I have mentioned more than once in this space, dedicated as it is to looking at material from American history and culture that may not be well-known or covered in the traditional canon, that the last couple of scholarly generations have done a great deal to enhance our knowledge of American micro-history. Nowhere is this more noticeable than in the study of American slavery and its effects on subsequent history for the society and for the former slaves. The book under review represents one such effort in bringing the previously muddled and incomplete story of the triply-oppressed black women (race, gender and class) to the surface.

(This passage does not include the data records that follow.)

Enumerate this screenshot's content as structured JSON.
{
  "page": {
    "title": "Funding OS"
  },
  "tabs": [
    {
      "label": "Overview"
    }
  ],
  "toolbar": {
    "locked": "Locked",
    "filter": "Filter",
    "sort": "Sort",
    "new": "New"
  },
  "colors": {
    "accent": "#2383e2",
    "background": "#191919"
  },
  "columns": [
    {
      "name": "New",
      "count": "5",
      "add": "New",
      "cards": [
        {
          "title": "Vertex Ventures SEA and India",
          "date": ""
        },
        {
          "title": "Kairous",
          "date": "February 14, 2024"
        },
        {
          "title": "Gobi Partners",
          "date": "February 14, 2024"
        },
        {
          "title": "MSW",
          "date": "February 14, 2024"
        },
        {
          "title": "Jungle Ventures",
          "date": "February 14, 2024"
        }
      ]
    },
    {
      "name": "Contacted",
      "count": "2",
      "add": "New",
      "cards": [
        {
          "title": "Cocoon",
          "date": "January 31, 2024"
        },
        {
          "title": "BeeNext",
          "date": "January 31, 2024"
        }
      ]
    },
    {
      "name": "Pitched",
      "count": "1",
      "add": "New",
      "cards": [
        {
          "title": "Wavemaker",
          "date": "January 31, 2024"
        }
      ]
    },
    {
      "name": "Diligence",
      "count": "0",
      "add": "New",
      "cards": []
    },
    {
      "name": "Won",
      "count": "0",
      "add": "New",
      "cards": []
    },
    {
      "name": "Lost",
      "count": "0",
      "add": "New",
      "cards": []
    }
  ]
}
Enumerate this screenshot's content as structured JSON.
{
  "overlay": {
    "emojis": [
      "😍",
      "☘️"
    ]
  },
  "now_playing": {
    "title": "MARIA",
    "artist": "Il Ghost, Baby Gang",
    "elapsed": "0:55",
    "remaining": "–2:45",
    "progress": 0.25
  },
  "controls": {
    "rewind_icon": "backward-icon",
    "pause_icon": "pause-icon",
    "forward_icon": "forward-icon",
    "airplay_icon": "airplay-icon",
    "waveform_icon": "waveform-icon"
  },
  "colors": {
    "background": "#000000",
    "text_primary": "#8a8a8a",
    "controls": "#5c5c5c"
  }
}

As the author, Deborah Gray White, has pointed out in her introduction the general subject of the American slave trade, its place in the culture and the general effects of plantation life on the slave has been covered rather fully since the 1950's and 1960's. However, she set as her task filling the gap left by the mainly male historians (Elkins, Genovese, Apteker,et. al) who tended to treat the plantation slave population as an undifferentiated mass. Ms. Gray White undertook to correct that situation with this 1985 initial attempt to amplify the historical record. Although other, later researches have expanded this field (as a sub-set of women's history, at the very least) this is definitely the place to start. I might add that copious footnotes and bibliography give plenty of ammunition for any argument that the female slave has been under-appreciated, under-studied and misunderstood within the context of the historical dispute of the effects of slavery on the structure of the black family and black cultural life.